Harriger M D, Supp A P, Warden G D, Holder I A
Department of Surgery, University of Cincinnati, Cincinnati, OH 45229, USA.
Wound Repair Regen. 1997 Apr-Jun;5(2):191-7. doi: 10.1046/j.1524-475X.1997.50212.x.
Cultured skin substitutes have become therapeutic alternatives for treatment of acute and chronic skin wounds, but all models of these substitutes are avascular and susceptible to microbial destruction during vascularization. To develop a practical management protocol for increased survival of skin substitutes, experimental wounds were contaminated with Pseudomonas aeruginosa and treated with a formulation of noncytotoxic antimicrobial agents (polymyxin B, neomycin, ciprofloxacin, mupirocin, amphotericin B) in a nutrient medium (vehicle). Cultured skin substitutes consisting of human keratinocytes and fibroblasts attached to collagen-glycosaminoglycan sponges were grafted to 2 x 2 cm full-thickness wounds on athymic mice that were contaminated with the strain SBI-N of P. aeruginosa at 1 x 10(4), 1 x 10(5), and 1 x 10(6) organisms/wound. Experimental wounds were irrigated with 1 ml/day topical antimicrobial solution for 10 days, and controls received vehicle only. Two, three, and four weeks after grafting, wounds were traced and swabbed for microbial culture and areas were measured with planimetry. At 4 weeks, biopsy samples were scored histochemically for immunoreactivity to HLA antigens. Data analysis by chi-square, analysis of variance, and Tukey's test shows that treatment of contaminated wounds with noncytotoxic topical antimicrobials is associated with an increased area of healed wounds, positive detection of HLA antigens, and negative cultures for P. aeruginosa. These results show that microbial contamination of cultured skin substitutes on full-thickness wounds may be managed effectively during graft vascularization. However, this formulation of antimicrobial agents is not currently approved for human use and is investigational only. Effective management of microbial contamination suggests that clinical efficacy of avascular tissue analogs may be increased by local application of noncytotoxic antimicrobial agents.

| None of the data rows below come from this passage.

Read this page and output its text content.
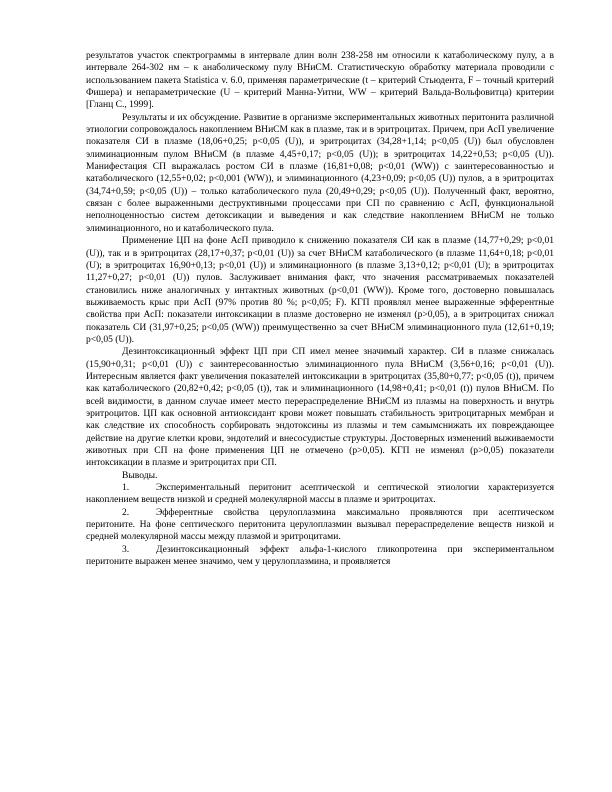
результатов участок спектрограммы в интервале длин волн 238-258 нм относили к катаболическому пулу, а в интервале 264-302 нм – к анаболическому пулу ВНиСМ. Статистическую обработку материала проводили с использованием пакета Statistica v. 6.0, применяя параметрические (t – критерий Стьюдента, F – точный критерий Фишера) и непараметрические (U – критерий Манна-Уитни, WW – критерий Вальда-Вольфовитца) критерии [Гланц С., 1999].

Результаты и их обсуждение. Развитие в организме экспериментальных животных перитонита различной этиологии сопровождалось накоплением ВНиСМ как в плазме, так и в эритроцитах. Причем, при АсП увеличение показателя СИ в плазме (18,06+0,25; p<0,05 (U)), и эритроцитах (34,28+1,14; p<0,05 (U)) был обусловлен элиминационным пулом ВНиСМ (в плазме 4,45+0,17; p<0,05 (U)); в эритроцитах 14,22+0,53; p<0,05 (U)). Манифестация СП выражалась ростом СИ в плазме (16,81+0,08; p<0,01 (WW)) с заинтересованностью и катаболического (12,55+0,02; p<0,001 (WW)), и элиминационного (4,23+0,09; p<0,05 (U)) пулов, а в эритроцитах (34,74+0,59; p<0,05 (U)) – только катаболического пула (20,49+0,29; p<0,05 (U)). Полученный факт, вероятно, связан с более выраженными деструктивными процессами при СП по сравнению с АсП, функциональной неполноценностью систем детоксикации и выведения и как следствие накоплением ВНиСМ не только элиминационного, но и катаболического пула.

Применение ЦП на фоне АсП приводило к снижению показателя СИ как в плазме (14,77+0,29; p<0,01 (U)), так и в эритроцитах (28,17+0,37; p<0,01 (U)) за счет ВНиСМ катаболического (в плазме 11,64+0,18; p<0,01 (U); в эритроцитах 16,90+0,13; p<0,01 (U)) и элиминационного (в плазме 3,13+0,12; p<0,01 (U); в эритроцитах 11,27+0,27; p<0,01 (U)) пулов. Заслуживает внимания факт, что значения рассматриваемых показателей становились ниже аналогичных у интактных животных (p<0,01 (WW)). Кроме того, достоверно повышалась выживаемость крыс при АсП (97% против 80 %; p<0,05; F). КГП проявлял менее выраженные эфферентные свойства при АсП: показатели интоксикации в плазме достоверно не изменял (p>0,05), а в эритроцитах снижал показатель СИ (31,97+0,25; p<0,05 (WW)) преимущественно за счет ВНиСМ элиминационного пула (12,61+0,19; p<0,05 (U)).

Дезинтоксикационный эффект ЦП при СП имел менее значимый характер. СИ в плазме снижалась (15,90+0,31; p<0,01 (U)) с заинтересованностью элиминационного пула ВНиСМ (3,56+0,16; p<0,01 (U)). Интересным является факт увеличения показателей интоксикации в эритроцитах (35,80+0,77; p<0,05 (t)), причем как катаболического (20,82+0,42; p<0,05 (t)), так и элиминационного (14,98+0,41; p<0,01 (t)) пулов ВНиСМ. По всей видимости, в данном случае имеет место перераспределение ВНиСМ из плазмы на поверхность и внутрь эритроцитов. ЦП как основной антиоксидант крови может повышать стабильность эритроцитарных мембран и как следствие их способность сорбировать эндотоксины из плазмы и тем самымснижать их повреждающее действие на другие клетки крови, эндотелий и внесосудистые структуры. Достоверных изменений выживаемости животных при СП на фоне применения ЦП не отмечено (p>0,05). КГП не изменял (p>0,05) показатели интоксикации в плазме и эритроцитах при СП.

Выводы.

1.	Экспериментальный перитонит асептической и септической этиологии характеризуется накоплением веществ низкой и средней молекулярной массы в плазме и эритроцитах.

2.	Эфферентные свойства церулоплазмина максимально проявляются при асептическом перитоните. На фоне септического перитонита церулоплазмин вызывал перераспределение веществ низкой и средней молекулярной массы между плазмой и эритроцитами.

3.	Дезинтоксикационный эффект альфа-1-кислого гликопротеина при экспериментальном перитоните выражен менее значимо, чем у церулоплазмина, и проявляется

培养的皮肤替代物已成为治疗急慢性皮肤伤口的治疗选择,但这些替代物的所有模型都是无血管的,并且在血管化过程中易受微生物破坏。为了制定提高皮肤替代物存活率的实用管理方案,将实验伤口用铜绿假单胞菌污染,并用营养培养基(载体)中的一种无细胞毒性抗菌剂(多粘菌素B、新霉素、环丙沙星、莫匹罗星、两性霉素B)制剂进行处理。将由附着在胶原-糖胺聚糖海绵上的人角质形成细胞和成纤维细胞组成的培养皮肤替代物移植到无胸腺小鼠2×2cm的全层伤口上,这些伤口分别用1×10⁴、1×10⁵和1×10⁶个铜绿假单胞菌SBI-N菌株污染。实验伤口每天用1ml局部抗菌溶液冲洗10天,对照组仅接受载体。移植后2、3和4周,追踪伤口并擦拭进行微生物培养,并用平面测量法测量面积。在4周时,对活检样本进行组织化学评分,以检测对HLA抗原的免疫反应性。通过卡方检验、方差分析和Tukey检验进行数据分析表明,用无细胞毒性局部抗菌剂治疗污染伤口与愈合伤口面积增加、HLA抗原阳性检测以及铜绿假单胞菌培养阴性相关。这些结果表明,在移植物血管化过程中,可以有效管理全层伤口上培养皮肤替代物的微生物污染。然而,这种抗菌剂制剂目前尚未被批准用于人类,仅用于研究。微生物污染的有效管理表明,通过局部应用无细胞毒性抗菌剂可以提高无血管组织类似物的临床疗效。